Over the weekend I kept coming back to a story that had nothing to do with my dugout. I’ve spent more than 20 years coaching young players in baseball, from T-ball all the way up to high school varsity. When you manage enough rosters of players who didn’t choose each other, you learn something fast. Disagreement doesn’t have to mean division.
That’s why I couldn’t stop thinking about Jaxson Dart and Abdul Carter.
Recently, New York Giants quarterback Jaxson Dart had the honor to introduce President Trump at a rally in New York. His teammate, linebacker Abdul Carter, took exception and took to social media. “Thought this was AI, what we doing man,” Carter posted. The comment wasn’t inherently bad. In fact, it sounds like a friend talking trash to another. But the media called it a locker room crisis and sports talk ran with it.
But then the two of them stood in front of cameras and settled it. They disagreed. They talked. They moved on. Carter put it plainly. “I know Jaxson is a good dude.
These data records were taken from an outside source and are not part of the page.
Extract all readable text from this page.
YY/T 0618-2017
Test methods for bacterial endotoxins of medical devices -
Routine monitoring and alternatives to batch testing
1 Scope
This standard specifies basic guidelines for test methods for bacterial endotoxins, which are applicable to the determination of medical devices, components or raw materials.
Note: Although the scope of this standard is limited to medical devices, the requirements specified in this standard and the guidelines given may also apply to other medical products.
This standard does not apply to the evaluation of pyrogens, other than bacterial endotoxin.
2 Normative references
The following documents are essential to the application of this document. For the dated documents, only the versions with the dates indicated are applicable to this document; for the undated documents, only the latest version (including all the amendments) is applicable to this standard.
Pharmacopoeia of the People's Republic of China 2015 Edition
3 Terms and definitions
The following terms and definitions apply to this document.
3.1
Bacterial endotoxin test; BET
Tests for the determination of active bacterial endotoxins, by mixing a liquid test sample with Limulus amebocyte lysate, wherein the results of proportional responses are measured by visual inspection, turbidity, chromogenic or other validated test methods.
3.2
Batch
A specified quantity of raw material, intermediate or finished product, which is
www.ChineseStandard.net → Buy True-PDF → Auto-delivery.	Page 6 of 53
It’s just a disagreement, and we can talk about it as men.”
The story was a non-issue from the beginning. But if anything came from it was exactly that – that good people can disagree about sensitive topics like politics, and come around as friends.
While I cherish my time on the diamond helping to shape young men, what I cherish most is teaching life lessons through baseball and establishing relationships with boys I knew in their teens and before, who are now grown men, some with wives, children, jobs, etc.
One of the major lessons team sports can teach is you can disagree with the guy next to you and still execute your job as a teammate when it counts.
At Our America, we call it being Americans First. It means you see the person across from you as a fellow American before you see them as a political opponent. You could say that Dart and Carter figured that out in a week, but really, they likely knew that long before either talked publicly about politics. I believe most Americans already know it. The problem is the media and Washington love to tell a different story.
But here at the Our America Foundation, we don’t hesitate to come together as friends first, as Americans first. No matter what, this is a lesson I’ll continue teaching my kids.
We can agree without being disagreeable and should never compromise our values and principles, but at the end of the day, we are all on the same team as Americans.